It’s much easier to think about winter feasts or sitting around the fireplace holding a mug of hot chocolate with a couple of half-submerged marshmallows.
But I’ve noticed something happening out on the streets in Portland, Oregon and in many other places — city crews are outside planting new flowers, sprucing up the street’s winter curb appeal.
Home sellers can take a hint from this: If colorful pansies and other plants can thrive all winter-long in street dividers and pots around town, why can’t we do the same thing in our own front and back yards?
Here are a few quick, easy ways to boost your home’s winter curb appeal:
First off, this can actually be a good time to shop for plants. Many nurseries and stores are selling their inventory for up to 75% off, because people aren’t doing much gardening right now and stores don’t want to deal with this inventory either. This makes it a good time to replace any plants that sizzled and died in the summer with hardy perennials that will make it through the winter.
This can also be a good time to go pot shopping and see what kind of discounts you can get. There’s a good chance those fenced-in pot and sculpture places have a lot of inventory but not too many takers. Find a few colorful pots of varying heights and load them up with bright pansies and green plants which will perk up your surroundings all winter-long. You can place these along your walkway as well as throughout your garden.
Next, think about adding a blanket of winter mulch to add color and consistency to your garden, as well as to protect your plants from harsh conditions. The best way to buy this mulch is to have it delivered by truck instead of buying it by the bag. By doing so, you can get as much as five times as much mulch for your money.
Take a look around your house for broken items that can be given new life in your garden. Cracked or chipped flower pots can be partially buried, or you can fill them with ground cover plants that will artfully flow over the pot’s broken parts. Even broken garden tools with long handles, such as rakes, hoes and shovels can be used as posts for training vines. These unfortunate items can give your garden character and add varied elevations to your landscaping.
Now here’s a few more easy enhancements: Put an attractive wreath on your front door, keep your front entryway clean and swept, and move a few lamps (inside your house) close to the windows. For added ambiance, use warm hued or pinkish lightbulbs to give your home a welcoming glow.

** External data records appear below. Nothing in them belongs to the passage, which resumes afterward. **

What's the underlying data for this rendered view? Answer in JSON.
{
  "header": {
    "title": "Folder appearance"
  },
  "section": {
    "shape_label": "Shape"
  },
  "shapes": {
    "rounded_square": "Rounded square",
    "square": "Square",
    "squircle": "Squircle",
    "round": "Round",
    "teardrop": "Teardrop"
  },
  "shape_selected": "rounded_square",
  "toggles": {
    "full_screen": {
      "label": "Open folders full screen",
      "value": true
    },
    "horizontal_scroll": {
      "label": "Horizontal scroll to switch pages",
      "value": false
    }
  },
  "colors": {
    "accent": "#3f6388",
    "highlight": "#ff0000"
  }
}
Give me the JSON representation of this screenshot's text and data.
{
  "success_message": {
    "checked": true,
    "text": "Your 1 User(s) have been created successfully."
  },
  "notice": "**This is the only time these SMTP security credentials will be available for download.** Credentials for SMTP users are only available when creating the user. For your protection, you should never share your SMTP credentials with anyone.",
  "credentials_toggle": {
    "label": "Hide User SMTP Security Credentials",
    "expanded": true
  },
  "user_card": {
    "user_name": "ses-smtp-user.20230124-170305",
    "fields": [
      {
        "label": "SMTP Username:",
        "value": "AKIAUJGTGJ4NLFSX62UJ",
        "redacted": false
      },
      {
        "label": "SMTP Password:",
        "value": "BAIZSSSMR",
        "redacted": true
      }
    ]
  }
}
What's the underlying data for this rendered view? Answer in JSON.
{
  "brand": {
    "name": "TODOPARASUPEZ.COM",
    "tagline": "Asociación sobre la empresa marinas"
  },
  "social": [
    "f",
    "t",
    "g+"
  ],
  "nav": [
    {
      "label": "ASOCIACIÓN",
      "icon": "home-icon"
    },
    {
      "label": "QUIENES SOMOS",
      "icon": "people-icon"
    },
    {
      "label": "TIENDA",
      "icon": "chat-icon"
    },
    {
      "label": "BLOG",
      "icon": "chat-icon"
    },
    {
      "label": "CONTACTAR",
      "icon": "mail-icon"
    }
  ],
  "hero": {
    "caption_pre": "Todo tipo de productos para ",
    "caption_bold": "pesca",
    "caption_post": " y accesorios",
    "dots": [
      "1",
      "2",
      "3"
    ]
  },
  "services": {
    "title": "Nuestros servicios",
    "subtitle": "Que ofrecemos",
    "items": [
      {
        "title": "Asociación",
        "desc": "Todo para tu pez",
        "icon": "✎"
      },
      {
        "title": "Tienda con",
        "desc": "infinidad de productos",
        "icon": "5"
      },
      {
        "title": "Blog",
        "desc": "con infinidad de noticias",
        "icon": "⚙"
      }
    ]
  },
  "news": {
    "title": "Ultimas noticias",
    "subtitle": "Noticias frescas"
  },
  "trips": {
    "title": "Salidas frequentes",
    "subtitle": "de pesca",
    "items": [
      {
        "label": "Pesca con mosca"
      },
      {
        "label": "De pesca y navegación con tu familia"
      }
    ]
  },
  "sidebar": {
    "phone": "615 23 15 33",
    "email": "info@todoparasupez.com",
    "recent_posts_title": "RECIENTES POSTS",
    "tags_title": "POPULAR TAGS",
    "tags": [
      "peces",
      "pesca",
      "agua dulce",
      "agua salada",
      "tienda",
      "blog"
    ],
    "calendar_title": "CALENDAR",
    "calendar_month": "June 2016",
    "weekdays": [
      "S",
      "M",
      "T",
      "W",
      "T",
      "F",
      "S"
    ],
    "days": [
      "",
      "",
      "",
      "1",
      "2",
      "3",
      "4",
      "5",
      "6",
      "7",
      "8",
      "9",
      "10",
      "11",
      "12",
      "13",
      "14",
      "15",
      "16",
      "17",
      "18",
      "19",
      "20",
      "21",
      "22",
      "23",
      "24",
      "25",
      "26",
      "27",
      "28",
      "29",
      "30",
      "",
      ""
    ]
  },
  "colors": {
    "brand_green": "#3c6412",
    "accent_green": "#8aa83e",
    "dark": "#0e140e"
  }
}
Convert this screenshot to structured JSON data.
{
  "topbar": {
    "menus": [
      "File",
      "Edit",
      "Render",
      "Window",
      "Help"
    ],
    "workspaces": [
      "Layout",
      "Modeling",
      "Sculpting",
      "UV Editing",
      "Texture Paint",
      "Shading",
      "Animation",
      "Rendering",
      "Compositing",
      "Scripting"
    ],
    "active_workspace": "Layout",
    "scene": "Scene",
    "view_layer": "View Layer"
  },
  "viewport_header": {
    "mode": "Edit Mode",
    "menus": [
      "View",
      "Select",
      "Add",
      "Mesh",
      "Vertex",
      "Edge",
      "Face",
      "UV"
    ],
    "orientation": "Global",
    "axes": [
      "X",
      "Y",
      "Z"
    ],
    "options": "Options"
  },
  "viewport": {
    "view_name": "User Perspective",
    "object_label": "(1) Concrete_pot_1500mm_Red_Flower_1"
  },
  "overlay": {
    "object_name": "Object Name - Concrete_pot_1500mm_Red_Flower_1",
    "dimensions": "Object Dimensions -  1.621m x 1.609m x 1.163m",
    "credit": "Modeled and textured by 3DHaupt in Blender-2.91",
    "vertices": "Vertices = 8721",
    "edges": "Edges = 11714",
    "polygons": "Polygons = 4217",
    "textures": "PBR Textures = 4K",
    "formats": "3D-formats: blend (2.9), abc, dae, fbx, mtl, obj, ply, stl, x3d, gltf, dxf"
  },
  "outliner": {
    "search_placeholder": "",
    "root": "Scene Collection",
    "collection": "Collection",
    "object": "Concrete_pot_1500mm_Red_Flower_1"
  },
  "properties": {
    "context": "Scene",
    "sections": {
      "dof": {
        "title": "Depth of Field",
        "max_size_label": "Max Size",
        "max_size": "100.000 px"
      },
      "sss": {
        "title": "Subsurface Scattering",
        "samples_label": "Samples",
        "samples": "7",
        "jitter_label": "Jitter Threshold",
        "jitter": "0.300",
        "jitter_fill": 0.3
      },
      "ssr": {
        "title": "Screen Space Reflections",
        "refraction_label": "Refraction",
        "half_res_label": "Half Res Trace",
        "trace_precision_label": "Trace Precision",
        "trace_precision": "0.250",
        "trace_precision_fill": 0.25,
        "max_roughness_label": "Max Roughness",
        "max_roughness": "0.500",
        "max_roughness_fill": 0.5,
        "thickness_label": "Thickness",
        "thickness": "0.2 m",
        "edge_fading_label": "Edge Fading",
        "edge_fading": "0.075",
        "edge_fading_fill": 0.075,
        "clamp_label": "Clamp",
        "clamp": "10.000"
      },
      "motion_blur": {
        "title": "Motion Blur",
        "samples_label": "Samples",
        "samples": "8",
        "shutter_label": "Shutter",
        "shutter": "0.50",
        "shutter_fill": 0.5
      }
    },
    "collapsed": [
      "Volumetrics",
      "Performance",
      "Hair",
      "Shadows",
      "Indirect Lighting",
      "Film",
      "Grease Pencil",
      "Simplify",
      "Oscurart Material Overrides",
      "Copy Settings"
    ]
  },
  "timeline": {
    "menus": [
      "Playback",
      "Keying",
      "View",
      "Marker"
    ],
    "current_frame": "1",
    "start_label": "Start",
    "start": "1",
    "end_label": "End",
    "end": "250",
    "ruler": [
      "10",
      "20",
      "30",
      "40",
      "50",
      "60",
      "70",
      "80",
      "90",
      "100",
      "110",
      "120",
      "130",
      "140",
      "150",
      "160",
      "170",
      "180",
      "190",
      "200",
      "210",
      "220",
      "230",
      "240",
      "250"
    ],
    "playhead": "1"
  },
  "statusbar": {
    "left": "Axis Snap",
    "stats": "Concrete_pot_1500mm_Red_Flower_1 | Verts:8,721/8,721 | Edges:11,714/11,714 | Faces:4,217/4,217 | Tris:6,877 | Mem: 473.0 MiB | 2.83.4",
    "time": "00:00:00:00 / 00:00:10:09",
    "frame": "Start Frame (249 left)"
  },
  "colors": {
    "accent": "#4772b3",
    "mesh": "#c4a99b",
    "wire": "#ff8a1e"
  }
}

Make sure your home’s sales material includes photos of your home in all seasons. Take pictures of your attractive winter garden and your home’s windows glowing in the dim evening light. Show these photos alongside shots of your home in the height of spring and summer.
Now you’re ready for that rewarding cup of hot chocolate, knowing if a house hunter drives by this winter — they’ll see an unexpected winter garden worth stopping for.